The Honor Council, which is charged with reviewing undergraduate cheating cases, launched this fall along with the College’s new honor code, a product of years of planning expedited by the Government 1310 cheating scandal, Harvard’s largest in recent memory. The Council consists of three separate teams of eight people who will alternate hearing cases.
While Honor Council Secretary Brett Flehinger declined to comment on whether the Honor Council or one of its three subgroups has already started hearing cases at meetings, Maria P. Devlin, a Graduate School of Arts and Sciences Ph.D. candidate who serves on the Council, said two of the three teams have heard cases.
For some students on the Council, the time commitment so far has prompted them to reevaluate their schedules, but they said the work has not proved too unmanageable. Already, many student members have stayed for additional periods of time on campus—after final exams last spring and before the start of this semester—to conduct training, while others worked as interns this summer for the Council.

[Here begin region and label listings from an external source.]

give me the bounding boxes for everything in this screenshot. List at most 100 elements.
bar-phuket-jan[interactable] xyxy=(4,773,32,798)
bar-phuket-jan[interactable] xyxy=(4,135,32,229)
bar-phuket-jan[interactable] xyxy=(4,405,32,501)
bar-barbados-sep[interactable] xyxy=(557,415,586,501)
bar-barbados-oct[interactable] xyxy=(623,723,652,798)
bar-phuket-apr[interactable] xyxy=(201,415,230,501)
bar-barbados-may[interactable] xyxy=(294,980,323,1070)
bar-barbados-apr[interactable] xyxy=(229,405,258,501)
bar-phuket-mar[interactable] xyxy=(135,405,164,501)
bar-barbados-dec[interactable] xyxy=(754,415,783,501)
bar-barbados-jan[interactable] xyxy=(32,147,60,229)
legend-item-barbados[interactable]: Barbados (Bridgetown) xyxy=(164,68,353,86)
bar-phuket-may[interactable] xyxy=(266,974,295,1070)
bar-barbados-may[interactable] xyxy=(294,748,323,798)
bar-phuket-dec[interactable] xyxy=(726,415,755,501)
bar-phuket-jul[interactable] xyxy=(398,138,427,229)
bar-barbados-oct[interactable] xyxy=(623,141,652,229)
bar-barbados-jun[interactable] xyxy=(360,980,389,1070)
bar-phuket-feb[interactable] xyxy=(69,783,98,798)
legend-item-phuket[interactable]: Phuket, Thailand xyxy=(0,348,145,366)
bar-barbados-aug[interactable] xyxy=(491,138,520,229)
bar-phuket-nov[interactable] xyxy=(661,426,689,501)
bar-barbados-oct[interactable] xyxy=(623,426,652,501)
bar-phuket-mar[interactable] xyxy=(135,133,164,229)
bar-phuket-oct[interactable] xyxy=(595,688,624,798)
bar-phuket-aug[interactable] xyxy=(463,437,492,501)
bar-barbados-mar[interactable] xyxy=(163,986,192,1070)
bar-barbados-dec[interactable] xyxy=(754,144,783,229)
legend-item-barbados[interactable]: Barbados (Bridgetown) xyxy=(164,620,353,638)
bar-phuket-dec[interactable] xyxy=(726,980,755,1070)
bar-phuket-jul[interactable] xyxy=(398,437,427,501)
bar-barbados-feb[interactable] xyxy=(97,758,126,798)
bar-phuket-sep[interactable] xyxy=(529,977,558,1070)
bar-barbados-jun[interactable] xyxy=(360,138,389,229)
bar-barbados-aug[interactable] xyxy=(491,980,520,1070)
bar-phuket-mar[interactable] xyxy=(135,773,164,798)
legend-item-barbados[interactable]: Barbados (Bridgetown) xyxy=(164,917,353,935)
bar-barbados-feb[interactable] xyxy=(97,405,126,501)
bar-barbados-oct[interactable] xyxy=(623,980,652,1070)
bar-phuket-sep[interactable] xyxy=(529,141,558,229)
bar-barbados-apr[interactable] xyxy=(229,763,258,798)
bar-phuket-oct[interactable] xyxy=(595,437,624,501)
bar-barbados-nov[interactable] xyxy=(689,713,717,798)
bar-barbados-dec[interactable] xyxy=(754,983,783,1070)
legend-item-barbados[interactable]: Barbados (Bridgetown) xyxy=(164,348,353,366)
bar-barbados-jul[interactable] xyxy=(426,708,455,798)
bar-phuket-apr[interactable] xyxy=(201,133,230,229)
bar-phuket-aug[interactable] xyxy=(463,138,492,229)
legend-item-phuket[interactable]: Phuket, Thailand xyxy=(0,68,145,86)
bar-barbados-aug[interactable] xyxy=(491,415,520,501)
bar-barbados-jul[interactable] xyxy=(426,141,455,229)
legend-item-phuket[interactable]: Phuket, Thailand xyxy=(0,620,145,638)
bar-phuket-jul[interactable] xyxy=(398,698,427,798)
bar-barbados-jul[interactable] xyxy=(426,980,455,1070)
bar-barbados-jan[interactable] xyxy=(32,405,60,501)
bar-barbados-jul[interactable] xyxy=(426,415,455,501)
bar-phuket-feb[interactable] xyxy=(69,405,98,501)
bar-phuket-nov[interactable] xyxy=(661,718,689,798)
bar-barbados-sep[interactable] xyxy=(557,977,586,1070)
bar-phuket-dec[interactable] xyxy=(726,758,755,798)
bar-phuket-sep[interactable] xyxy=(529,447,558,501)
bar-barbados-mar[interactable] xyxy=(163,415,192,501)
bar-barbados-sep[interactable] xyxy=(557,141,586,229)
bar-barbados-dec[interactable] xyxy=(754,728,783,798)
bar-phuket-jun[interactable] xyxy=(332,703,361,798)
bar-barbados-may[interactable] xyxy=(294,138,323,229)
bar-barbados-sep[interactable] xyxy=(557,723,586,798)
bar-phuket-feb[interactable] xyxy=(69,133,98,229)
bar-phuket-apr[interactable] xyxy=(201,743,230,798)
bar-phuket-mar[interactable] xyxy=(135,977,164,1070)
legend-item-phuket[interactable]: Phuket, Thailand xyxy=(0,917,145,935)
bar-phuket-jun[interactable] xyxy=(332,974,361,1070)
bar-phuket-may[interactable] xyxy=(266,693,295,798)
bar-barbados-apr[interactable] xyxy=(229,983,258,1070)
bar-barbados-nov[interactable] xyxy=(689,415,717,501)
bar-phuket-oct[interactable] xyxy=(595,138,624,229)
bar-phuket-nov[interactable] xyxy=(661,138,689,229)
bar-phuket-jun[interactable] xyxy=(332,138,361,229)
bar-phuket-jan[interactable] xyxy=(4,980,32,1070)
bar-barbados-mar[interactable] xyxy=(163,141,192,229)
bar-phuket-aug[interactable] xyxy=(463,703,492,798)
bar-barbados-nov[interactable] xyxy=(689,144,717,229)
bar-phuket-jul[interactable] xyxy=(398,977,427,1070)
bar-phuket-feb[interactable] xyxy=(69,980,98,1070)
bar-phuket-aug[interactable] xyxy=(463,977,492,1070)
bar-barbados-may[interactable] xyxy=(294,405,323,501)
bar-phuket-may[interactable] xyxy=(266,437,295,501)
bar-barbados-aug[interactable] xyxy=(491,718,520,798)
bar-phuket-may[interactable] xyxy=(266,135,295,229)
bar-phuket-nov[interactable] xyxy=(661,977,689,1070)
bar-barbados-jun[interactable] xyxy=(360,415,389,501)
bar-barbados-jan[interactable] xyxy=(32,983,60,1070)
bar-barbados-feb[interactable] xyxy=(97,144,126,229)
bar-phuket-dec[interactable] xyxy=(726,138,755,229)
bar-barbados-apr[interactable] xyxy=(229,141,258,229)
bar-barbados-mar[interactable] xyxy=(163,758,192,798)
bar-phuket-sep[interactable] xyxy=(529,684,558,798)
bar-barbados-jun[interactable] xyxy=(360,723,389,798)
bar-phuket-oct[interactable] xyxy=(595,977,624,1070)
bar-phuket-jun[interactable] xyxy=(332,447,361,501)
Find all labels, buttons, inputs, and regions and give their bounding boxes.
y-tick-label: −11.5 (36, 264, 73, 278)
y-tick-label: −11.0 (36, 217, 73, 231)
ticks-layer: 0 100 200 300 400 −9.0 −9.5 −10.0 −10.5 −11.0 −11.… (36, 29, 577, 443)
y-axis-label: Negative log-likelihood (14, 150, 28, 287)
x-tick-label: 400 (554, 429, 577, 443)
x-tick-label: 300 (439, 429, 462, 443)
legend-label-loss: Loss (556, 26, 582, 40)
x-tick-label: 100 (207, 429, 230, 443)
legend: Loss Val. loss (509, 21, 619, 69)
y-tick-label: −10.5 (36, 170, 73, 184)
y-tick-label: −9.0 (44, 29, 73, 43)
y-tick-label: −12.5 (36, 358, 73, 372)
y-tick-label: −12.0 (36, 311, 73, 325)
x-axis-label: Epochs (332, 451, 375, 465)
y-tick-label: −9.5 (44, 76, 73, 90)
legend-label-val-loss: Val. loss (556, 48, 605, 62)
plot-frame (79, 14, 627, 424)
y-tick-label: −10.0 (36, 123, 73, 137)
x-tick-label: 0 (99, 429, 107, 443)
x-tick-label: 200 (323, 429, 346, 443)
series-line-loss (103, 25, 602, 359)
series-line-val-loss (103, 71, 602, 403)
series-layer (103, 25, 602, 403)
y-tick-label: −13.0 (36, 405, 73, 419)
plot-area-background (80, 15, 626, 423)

Throughout the term, the teams will alternately convene in four-hour weekly blocks on Mondays, according to Devlin. The Honor Council as a whole will also convene periodically for additional training and “calibration,” Flehinger said.
“On average, I probably spend five hours a week, perhaps five to eight hours a week on the Honor Council, so it’s a significant time commitment,” said Jonathan G. Jeffrey ’16, a member of the Council. “I have found my involvement to be very manageable.”
In an email, undergraduate Council member Nathaniel R. F. Bernstein ’17 characterized serving on the Honor Council as a “substantial time commitment.” Bernstein wrote that the obligation affected how he organized his schedule this semester, but added that he believes the Council’s work merits a large time commitment.
Devlin also said the work was a large commitment but said leaders on the Honor Council have been cautious to ensure that the positions do not amount to an “undue burden.”
“Getting an education and being in the classroom is their primary commitment," Flehinger said of the Honor Council members.
Beyond hearing academic integrity cases, the Honor Council, as stipulated in its procedures, will host occasional town halls to “to explain its work and describe matters that have given rise to inquiry by the Honor Council.”
Flehinger said the Council members are planning an upcoming event centered on teaching expectations, and the panel will include faculty as well as undergraduate members of the Honor Council.